Saturday, November 8, 2008

Yellow Page Alternative - Save Your Business Money

By Greg Beaty

Conventionally, consumers seeking information about the location and contact information for local businesses turn to the local yellow pages. Though industry experts on the Yellow Pages directories across the United States note that traditional print Local Yellow Pages directories received 13.4 billion references in 2007, this number has been steadily declining since the middle of the 1990's. A number of factors have been attributed to this drop, including the proliferation of cellular phones, various directory offerings by cell phone companies, and the most noticeable factor, the advent of the today's internet.

In keeping with the trends of consumer tastes, Local Yellow Pages companies have turned to the internet as an alternative method to placing their local business directories. These websites, which number in the scores, will then offer a search box for users to locate a local business in a given industry in a manner similar to traditional print Local Yellow Pages. Online Yellow Pages, as a collective whole, received about 3.8 billion searches in 2007, which was about a 13% increase from the previous year.

The nature of the internet, however, presents a multitude of problems for companies wishing to advertise in Online Yellow Pages profitably. This occurs largely because online references to the whole collection of Local Yellow Pages companies and their websites on the internet was just over 3.8 billion, whereas the total number of searches within the top three major search engine was around 42 billion in 2007.

Alone, these statistics may prove irrelevant; however, the fact is that almost every hit recorded as one of the 3.8 billion Online Yellow Pages views first came from a user typing a search query into one of the large search engines. Local Yellow Pages have not given way to irrelevancy from the internet, but rather, from the major search engines' easy access and indexing of websites online, according to their relevance to specific keywords.

When typing in these search terms, for example, a user will type something similar to "x in y" with "x" being a good, product, business, or service and "y" being a geographic location. The results in the search engines will then return a long list of relevant websites and listings that display hosts of information on businesses in a given location that are in the industry that a person searches for in the search engine.

Among these search engine index results, Local Yellow Pages websites may appear. These Yellow Pages results will then be an option, or link, that consumers may click through to see more information on the Local Yellow Pages Online website.

At this juncture, knowledge of typical internet user and searcher behavior is necessary.

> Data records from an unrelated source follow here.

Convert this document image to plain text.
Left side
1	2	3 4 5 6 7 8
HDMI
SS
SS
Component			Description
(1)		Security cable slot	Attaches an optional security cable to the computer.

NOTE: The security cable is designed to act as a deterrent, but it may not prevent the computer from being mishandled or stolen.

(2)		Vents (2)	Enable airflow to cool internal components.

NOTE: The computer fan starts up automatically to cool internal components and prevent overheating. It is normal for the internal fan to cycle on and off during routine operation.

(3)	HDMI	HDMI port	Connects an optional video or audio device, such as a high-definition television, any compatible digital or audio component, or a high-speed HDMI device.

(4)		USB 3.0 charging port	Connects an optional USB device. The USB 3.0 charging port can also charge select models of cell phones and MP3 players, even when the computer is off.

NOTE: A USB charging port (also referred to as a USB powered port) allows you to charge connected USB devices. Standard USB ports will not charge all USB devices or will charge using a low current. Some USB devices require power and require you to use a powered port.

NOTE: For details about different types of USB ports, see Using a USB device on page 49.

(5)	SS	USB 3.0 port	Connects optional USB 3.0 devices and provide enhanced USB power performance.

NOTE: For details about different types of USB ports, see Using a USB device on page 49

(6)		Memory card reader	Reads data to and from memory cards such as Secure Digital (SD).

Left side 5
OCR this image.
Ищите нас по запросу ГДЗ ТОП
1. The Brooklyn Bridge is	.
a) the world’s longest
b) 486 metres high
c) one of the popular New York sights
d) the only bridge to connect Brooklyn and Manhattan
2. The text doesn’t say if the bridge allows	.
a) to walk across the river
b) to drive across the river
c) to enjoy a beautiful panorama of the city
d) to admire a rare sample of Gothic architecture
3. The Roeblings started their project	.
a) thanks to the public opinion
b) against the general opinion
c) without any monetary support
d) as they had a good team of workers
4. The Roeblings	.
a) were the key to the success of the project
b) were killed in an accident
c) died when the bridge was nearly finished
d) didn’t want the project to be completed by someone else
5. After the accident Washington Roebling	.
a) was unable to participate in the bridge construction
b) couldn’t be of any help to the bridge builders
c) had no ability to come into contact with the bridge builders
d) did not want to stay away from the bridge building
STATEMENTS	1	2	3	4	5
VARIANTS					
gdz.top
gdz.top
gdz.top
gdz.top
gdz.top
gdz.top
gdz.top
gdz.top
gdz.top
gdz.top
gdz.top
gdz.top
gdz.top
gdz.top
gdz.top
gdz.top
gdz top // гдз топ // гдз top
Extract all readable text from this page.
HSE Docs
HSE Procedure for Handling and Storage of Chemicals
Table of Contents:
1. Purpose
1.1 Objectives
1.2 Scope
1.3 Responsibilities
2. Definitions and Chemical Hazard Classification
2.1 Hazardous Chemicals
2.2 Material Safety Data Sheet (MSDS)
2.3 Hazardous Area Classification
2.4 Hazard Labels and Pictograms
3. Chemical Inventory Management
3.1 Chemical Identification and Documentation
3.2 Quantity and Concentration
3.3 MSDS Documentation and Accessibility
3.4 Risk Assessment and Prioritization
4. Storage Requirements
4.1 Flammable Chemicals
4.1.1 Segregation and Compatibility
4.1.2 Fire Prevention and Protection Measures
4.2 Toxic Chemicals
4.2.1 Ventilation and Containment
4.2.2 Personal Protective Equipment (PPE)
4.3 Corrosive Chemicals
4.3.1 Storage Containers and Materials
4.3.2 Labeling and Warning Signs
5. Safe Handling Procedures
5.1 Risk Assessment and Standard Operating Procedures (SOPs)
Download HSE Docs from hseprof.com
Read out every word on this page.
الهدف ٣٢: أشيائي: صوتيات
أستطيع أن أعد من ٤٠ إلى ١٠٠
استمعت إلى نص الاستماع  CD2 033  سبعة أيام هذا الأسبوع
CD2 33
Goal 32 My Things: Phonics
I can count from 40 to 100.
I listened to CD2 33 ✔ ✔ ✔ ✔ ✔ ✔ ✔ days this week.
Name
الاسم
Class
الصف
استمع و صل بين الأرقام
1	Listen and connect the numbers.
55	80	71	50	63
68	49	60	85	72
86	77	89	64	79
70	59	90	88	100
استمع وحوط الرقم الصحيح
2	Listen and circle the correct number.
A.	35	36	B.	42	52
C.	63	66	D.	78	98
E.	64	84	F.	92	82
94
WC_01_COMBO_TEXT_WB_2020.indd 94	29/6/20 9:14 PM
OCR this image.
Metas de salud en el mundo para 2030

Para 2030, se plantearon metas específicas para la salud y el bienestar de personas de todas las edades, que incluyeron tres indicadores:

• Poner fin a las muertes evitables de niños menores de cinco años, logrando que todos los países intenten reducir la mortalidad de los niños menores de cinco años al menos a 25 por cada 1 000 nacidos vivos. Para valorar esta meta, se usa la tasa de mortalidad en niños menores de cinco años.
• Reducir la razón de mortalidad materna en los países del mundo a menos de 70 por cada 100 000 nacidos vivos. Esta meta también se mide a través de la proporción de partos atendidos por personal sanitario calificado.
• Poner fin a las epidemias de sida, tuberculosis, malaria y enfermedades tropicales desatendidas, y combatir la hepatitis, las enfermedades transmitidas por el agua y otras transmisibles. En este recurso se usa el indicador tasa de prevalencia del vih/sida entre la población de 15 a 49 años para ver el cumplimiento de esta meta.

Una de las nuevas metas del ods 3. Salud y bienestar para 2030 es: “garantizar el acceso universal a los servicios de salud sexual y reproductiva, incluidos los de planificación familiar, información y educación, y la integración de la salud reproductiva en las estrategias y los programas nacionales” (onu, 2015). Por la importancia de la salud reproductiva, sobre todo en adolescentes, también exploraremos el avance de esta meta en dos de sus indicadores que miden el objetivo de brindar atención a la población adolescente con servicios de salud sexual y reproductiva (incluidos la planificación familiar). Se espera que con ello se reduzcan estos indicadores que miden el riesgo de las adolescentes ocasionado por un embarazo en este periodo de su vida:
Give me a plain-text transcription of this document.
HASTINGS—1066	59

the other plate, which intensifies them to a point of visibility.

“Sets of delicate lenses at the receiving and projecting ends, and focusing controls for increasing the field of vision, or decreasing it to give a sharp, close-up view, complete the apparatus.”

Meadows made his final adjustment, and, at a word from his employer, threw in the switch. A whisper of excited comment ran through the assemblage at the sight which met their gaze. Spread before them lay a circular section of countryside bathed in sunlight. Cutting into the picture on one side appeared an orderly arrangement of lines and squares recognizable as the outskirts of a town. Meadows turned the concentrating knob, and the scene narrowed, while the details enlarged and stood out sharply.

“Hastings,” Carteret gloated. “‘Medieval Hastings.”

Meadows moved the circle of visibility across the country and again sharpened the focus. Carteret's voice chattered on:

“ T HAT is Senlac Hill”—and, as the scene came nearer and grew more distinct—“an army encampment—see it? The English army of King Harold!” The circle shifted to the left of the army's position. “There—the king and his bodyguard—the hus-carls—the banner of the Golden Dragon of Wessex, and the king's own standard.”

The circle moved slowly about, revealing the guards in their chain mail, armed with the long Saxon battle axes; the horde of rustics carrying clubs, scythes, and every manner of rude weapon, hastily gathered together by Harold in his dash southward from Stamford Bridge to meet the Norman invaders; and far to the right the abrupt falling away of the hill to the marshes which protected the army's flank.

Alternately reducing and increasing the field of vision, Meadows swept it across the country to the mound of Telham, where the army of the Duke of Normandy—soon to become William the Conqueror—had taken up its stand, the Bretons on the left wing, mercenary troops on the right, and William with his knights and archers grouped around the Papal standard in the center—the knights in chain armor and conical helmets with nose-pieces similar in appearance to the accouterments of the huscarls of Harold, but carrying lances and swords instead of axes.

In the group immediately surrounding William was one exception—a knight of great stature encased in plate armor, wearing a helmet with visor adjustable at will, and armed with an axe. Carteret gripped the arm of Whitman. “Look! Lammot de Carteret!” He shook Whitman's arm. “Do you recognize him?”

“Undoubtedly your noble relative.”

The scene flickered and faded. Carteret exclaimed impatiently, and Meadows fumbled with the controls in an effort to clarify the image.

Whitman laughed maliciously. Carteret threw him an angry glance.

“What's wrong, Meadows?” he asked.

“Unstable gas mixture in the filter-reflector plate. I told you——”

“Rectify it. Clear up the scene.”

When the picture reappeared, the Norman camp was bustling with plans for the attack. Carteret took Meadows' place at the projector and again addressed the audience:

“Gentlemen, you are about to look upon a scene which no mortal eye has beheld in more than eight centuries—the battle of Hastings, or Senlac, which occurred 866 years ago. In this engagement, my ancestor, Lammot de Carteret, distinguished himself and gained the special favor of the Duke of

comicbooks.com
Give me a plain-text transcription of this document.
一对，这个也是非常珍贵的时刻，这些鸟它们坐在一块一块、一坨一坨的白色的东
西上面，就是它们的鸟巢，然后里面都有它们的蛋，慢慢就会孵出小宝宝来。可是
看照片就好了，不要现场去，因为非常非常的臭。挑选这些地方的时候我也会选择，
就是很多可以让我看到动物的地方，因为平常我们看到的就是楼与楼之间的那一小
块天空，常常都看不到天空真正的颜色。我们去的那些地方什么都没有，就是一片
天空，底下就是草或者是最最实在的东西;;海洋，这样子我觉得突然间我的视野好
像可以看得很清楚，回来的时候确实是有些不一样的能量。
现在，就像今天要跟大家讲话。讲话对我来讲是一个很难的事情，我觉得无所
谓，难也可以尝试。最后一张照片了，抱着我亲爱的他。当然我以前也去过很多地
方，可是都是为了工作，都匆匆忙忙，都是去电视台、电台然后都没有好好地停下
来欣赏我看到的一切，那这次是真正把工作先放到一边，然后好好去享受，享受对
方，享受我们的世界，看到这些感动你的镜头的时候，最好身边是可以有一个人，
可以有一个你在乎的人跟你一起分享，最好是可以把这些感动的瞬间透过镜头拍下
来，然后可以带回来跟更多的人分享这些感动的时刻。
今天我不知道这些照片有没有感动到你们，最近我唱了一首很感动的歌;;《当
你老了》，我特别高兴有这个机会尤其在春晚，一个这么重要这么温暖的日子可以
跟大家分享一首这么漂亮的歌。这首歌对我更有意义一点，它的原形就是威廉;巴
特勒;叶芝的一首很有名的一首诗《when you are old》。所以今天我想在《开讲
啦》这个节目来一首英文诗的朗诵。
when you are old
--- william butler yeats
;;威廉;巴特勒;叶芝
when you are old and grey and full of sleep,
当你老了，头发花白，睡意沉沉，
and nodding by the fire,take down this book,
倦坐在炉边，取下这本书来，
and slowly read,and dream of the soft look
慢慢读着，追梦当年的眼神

Studies and personal experience may help researchers note that the results, which rank higher in the search engines receive the most clicks. In fact, the figures prove that about 95 percent of all internet traffic is derived from the first three search results of a given term. This strategy of wishing to rank highly in the search engines for a specific search term is much like wanting to be placed first in a Yellow Pages directory, but can actually be much less expensive, if done properly.

By constructing a website that is optimized to rank within the major search engines for the businesses local or regional keywords, companies can drive traffic and capitalize on their consumers' business with marketing on the internet. The usage of Local Yellow Pages, though effective prior to the invention of the internet and search engines, is no longer a necessary step to being number one in the go-to spot for consumer references, when it comes to finding goods, businesses, or services.